Multiple sclerosis (MS) is an autoimmune disease which may attack the myelin proteins in the central nervous system (CNS). One of the most important hallmarks of the MS process is that peripherally activated inflammatory cells may pass across the blood-brain barrier (BBB) leading to demyelination within the CNS. Numerous studies have been undertaken to understand the key inflammatory mediators and neurodegenerative mechanisms that underlie the relapsing and progressive phase of the disease.

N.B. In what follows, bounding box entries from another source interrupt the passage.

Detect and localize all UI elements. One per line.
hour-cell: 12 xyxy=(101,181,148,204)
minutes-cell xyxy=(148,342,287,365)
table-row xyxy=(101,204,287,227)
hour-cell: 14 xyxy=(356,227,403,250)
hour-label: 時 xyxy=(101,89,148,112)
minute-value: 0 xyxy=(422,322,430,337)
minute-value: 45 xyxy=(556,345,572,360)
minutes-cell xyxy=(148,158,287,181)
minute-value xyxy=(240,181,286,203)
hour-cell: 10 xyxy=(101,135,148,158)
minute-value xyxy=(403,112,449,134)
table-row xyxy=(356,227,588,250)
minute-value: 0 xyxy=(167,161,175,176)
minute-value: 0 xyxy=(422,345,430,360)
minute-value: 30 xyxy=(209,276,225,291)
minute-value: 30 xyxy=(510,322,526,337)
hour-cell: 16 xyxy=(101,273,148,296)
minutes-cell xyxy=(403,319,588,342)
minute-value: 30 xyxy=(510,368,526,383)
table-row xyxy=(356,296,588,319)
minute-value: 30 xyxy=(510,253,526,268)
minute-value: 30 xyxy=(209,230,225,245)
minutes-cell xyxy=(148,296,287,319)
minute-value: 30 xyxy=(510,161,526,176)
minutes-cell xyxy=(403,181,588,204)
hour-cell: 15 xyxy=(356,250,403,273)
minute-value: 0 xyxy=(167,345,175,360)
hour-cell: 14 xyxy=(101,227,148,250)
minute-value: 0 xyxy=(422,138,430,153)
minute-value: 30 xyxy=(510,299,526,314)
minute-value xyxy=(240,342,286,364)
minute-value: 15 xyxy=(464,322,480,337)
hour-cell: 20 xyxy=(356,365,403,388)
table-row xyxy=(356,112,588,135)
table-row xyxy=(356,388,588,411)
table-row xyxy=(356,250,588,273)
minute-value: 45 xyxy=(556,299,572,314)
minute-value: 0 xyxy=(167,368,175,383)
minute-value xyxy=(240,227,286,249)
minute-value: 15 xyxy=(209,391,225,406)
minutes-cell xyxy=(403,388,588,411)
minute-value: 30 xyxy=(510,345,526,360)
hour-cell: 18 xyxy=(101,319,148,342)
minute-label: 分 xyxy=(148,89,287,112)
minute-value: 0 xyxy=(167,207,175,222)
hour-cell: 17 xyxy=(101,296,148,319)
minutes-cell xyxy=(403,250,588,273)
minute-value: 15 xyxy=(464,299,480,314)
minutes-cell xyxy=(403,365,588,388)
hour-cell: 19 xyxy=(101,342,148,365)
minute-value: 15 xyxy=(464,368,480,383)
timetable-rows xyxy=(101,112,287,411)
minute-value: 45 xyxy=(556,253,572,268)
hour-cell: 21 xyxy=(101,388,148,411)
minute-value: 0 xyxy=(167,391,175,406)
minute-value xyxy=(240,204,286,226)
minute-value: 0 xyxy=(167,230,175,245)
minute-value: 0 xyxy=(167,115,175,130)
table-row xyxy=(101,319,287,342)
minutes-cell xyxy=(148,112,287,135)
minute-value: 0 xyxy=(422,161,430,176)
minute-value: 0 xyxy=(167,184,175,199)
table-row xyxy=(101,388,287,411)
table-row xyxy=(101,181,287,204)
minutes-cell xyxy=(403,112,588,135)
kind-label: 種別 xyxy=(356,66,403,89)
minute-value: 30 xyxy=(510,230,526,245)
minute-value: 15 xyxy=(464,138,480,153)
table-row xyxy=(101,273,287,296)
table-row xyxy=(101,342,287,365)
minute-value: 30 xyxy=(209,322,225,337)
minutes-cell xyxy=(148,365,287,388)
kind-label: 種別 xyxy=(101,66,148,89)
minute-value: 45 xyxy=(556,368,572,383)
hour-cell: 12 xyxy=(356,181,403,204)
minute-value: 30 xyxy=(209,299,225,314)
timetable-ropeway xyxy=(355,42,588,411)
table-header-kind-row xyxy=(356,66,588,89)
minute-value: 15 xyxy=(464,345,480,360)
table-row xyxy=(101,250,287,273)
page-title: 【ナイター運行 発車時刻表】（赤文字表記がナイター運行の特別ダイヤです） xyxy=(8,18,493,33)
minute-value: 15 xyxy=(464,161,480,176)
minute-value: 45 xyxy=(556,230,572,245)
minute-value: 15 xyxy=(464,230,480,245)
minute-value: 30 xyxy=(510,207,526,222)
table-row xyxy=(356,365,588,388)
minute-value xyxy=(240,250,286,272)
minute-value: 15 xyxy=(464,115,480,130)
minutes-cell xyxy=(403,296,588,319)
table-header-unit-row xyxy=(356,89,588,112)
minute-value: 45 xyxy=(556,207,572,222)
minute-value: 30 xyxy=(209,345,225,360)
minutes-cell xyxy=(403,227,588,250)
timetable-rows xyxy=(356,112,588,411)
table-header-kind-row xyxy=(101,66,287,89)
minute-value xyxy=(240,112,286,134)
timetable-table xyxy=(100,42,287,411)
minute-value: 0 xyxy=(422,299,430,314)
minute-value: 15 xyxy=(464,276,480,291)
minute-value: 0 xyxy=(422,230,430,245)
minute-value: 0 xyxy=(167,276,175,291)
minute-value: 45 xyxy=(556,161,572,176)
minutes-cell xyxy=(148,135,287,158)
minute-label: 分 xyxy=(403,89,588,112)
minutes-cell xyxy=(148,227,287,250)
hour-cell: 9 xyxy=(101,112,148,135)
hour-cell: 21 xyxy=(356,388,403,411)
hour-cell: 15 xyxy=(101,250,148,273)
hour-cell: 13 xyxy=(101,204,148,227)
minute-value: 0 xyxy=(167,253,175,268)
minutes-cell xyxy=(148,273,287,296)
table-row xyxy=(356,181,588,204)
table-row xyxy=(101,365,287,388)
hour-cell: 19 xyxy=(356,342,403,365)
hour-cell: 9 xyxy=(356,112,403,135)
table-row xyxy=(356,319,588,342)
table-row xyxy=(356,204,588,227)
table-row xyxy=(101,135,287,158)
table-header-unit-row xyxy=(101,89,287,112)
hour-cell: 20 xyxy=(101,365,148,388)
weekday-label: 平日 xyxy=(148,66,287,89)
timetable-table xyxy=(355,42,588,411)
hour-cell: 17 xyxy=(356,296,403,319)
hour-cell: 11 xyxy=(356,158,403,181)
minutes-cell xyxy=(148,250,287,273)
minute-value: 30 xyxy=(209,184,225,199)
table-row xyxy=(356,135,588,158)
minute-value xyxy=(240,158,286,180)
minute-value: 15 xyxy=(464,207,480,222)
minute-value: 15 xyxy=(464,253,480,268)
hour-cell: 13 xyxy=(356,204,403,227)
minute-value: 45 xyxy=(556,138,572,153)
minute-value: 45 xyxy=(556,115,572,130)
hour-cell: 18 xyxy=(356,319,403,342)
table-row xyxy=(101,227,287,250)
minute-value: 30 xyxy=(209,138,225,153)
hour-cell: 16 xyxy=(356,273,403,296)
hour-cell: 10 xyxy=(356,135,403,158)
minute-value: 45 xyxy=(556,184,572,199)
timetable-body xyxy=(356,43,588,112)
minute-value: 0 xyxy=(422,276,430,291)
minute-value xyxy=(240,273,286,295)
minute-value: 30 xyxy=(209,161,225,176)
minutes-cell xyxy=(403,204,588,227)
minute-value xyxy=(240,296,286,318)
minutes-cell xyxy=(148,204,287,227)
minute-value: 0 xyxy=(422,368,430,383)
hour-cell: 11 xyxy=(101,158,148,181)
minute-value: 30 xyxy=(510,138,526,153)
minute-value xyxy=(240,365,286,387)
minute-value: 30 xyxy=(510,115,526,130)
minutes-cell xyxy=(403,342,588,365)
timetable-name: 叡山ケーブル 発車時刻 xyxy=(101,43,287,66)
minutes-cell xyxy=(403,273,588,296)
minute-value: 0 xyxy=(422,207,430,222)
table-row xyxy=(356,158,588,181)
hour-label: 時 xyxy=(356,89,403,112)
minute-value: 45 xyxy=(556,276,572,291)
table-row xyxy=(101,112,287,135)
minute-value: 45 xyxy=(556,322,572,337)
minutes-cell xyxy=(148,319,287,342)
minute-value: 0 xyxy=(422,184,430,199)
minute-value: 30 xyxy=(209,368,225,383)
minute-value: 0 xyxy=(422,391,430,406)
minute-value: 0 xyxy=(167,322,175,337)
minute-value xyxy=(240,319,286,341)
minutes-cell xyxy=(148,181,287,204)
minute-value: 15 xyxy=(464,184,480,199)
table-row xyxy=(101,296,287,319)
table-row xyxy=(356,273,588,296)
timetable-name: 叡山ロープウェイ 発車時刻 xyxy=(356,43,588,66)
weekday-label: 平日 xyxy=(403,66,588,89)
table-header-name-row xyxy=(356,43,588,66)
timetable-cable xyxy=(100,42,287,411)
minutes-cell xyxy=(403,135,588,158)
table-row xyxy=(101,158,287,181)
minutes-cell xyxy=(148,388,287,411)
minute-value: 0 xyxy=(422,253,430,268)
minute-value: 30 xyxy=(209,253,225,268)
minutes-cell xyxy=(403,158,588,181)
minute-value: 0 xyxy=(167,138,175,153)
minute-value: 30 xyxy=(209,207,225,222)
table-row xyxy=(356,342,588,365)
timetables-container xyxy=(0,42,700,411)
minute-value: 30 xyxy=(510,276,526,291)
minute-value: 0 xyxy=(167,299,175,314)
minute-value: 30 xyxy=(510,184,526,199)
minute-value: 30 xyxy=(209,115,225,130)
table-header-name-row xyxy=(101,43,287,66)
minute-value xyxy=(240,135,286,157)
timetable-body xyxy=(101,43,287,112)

Interferon-beta (IFNβ)-based formulations have been shown to alleviate the exacerbations of MS and may be used as a first-line treatment for relapsing-remitting multiple sclerosis (RRMS). However, IFNβ-based therapy may lead to a number of adverse side effects including flu-like symptoms, inconsistencies in patient laboratory analyses, menstrual disorders, and increased spasticity. Moreover, similar to other clinically available protein-based drugs, IFNβ has several drawbacks including a high number of antigenic regions, high cost, and susceptibility to proteolytic degeneration.
Peptide-based drugs have several unique physicochemical properties that make them attractive in medical interventions. Since peptides may be suitable alternatives of IFNβ for treatment of MS, there is a need for an IFNβ analog peptide with improved physicochemical properties, lower number of antigenic regions, lower cost, and higher stability. Moreover, there is a need for an IFNβ analog peptide for the treatment of MS without IFNβ side effects.